Download and Install R-Studio

  1. Go to the R Studio webpage: R-Studio Link
  2. Navigate to the bottom to find Open Source > RStudio Desktop
  3. Click the download link
  4. For MacOS, save the file to your system and drag the it to your applications folder
  5. For Windows run the .exe file and complete the installation instructions

RStudio is updated a couple of times a year. When a new version is available, you will be asked to update. It’s a good idea to upgrade regularly so you can take advantage of the latest and greatest features.

Datasets:

Some of the exercises in this module require additional datasets. The datasets can be found in the following google drive (Please right click and open in a new tab):

This module does not require you to download the files individually. We will be downloading them directly using some code.If you’d like to preview the files, you may choose to.

Table of Contents:

Recommended Resources:

Recommended Text:  R & Bioconductor Manual By Thomas Girke @ UC Riverside.   This is an excellent resource, and this module summarizes and annotates, building from their resource.

Cheatsheets:

The cheatsheets below summarize the concepts in this module in a succinct page.

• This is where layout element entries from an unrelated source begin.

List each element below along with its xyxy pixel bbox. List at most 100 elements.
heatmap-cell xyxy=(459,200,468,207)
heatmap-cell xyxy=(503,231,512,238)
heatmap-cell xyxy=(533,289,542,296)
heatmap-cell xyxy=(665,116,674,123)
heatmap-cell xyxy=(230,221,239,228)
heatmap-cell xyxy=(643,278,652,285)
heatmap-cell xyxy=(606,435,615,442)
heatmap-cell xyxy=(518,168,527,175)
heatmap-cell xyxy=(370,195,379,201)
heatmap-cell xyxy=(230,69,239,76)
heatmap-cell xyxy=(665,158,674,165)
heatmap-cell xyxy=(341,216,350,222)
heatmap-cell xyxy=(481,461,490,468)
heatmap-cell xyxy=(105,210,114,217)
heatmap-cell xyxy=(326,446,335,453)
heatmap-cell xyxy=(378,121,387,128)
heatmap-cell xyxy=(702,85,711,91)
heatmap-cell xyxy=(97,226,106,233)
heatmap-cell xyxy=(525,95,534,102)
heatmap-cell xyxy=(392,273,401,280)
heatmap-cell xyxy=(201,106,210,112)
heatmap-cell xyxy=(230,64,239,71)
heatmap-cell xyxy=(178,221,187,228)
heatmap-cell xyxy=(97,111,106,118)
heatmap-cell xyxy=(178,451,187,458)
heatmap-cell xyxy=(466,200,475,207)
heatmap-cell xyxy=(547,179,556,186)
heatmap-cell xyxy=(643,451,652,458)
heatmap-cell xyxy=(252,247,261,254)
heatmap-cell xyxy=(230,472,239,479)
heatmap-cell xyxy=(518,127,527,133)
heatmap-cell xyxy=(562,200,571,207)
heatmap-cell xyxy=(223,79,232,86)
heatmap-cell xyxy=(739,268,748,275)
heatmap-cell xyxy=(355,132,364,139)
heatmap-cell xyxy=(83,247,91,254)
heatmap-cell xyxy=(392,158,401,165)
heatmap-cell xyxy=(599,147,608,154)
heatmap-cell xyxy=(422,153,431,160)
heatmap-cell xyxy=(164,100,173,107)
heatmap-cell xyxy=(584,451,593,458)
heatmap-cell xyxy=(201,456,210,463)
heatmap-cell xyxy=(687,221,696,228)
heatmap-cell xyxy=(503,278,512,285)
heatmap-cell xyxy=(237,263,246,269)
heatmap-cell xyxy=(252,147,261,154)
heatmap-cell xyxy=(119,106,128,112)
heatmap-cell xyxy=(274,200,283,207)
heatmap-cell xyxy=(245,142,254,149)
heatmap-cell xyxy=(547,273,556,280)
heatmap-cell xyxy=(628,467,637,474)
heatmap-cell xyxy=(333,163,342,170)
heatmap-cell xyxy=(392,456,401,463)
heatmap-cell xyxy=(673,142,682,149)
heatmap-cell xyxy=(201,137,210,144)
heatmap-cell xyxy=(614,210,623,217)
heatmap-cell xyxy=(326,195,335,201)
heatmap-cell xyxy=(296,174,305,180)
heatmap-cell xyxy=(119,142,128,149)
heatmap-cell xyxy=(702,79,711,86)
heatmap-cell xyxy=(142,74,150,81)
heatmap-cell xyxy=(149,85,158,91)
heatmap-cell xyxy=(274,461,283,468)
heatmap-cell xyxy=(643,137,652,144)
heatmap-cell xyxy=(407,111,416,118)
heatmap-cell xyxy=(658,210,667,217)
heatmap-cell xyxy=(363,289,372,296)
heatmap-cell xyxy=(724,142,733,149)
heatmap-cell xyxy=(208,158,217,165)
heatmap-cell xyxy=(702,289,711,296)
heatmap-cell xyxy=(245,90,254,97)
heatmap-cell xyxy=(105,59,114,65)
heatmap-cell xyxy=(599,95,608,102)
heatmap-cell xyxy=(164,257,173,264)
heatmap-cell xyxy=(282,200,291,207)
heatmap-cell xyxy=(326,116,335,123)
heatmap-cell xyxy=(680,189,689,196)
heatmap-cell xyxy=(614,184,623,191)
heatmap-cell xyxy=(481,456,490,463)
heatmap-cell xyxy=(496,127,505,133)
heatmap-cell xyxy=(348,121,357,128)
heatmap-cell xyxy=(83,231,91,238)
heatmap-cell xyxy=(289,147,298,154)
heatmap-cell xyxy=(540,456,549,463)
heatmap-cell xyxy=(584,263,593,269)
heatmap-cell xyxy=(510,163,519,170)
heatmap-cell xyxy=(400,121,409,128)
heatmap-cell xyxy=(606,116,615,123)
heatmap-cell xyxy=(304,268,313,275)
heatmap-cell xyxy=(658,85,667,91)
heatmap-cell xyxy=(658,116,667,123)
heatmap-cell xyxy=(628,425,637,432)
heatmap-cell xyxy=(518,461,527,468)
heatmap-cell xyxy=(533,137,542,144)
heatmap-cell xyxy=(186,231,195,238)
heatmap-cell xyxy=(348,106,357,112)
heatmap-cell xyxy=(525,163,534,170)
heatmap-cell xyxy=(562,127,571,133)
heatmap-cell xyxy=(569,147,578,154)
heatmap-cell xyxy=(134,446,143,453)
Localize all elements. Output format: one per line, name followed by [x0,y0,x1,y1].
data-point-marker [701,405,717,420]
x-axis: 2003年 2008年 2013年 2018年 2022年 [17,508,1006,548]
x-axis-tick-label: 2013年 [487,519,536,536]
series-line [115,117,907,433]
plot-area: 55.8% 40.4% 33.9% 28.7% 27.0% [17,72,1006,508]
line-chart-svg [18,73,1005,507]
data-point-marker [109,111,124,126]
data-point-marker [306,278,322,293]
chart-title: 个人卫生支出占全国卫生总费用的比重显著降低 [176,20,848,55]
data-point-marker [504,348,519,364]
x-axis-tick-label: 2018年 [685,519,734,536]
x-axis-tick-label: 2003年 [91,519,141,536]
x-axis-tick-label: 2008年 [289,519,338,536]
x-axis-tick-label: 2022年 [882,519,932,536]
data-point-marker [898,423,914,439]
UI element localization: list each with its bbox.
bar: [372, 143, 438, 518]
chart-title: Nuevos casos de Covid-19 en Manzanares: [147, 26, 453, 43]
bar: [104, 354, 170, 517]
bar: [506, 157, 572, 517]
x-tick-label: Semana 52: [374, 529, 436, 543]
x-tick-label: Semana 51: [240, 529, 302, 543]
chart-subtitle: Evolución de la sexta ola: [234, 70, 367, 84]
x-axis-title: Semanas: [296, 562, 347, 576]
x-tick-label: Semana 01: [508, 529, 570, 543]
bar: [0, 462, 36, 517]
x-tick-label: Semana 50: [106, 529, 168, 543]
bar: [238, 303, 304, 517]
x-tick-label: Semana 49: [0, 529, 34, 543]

The information is a little dense when you look at it from a beginner’s perspective.

https://www.rstudio.com/resources/cheatsheets/ 

Stuck? Try these tips out!

As with any skill, you are bound to make some mistakes along the way. I find these to be the most important part of my learning experience as it prompts me to dig deeper and understand things at the fundamental level. When you come across a hurdle in R, try these tips out!

  • Help from RStudio: R has a lot of built in resources to help you out. They do very similar things and choosing one of these is a matter of preference.
    • Help Tab: I’ve mentioned this before, this tool is a life-saver. When I don’t really know how to use a function, I can quickly look through the manual on the help window.
    • Floating ToolTip: While typing a command, R offers a quick tool tip that helps you figure out the proper syntax to use
    • Help(): You can use this function to search for the manual in your console or notebook

  • Googling an error: When I come across an error, I copy it as it is and look for a solution on google. More often than not, someone else has had the same issue. You can see how they fixed the error and implement the same mechanism.

  • Asking for Help- Stack Overflow: If you have a unique error that you can’t find any resources on, ask for help. You can paste your code or error message and pose a very specific question. There is a community of people who would love to help you solve the issue!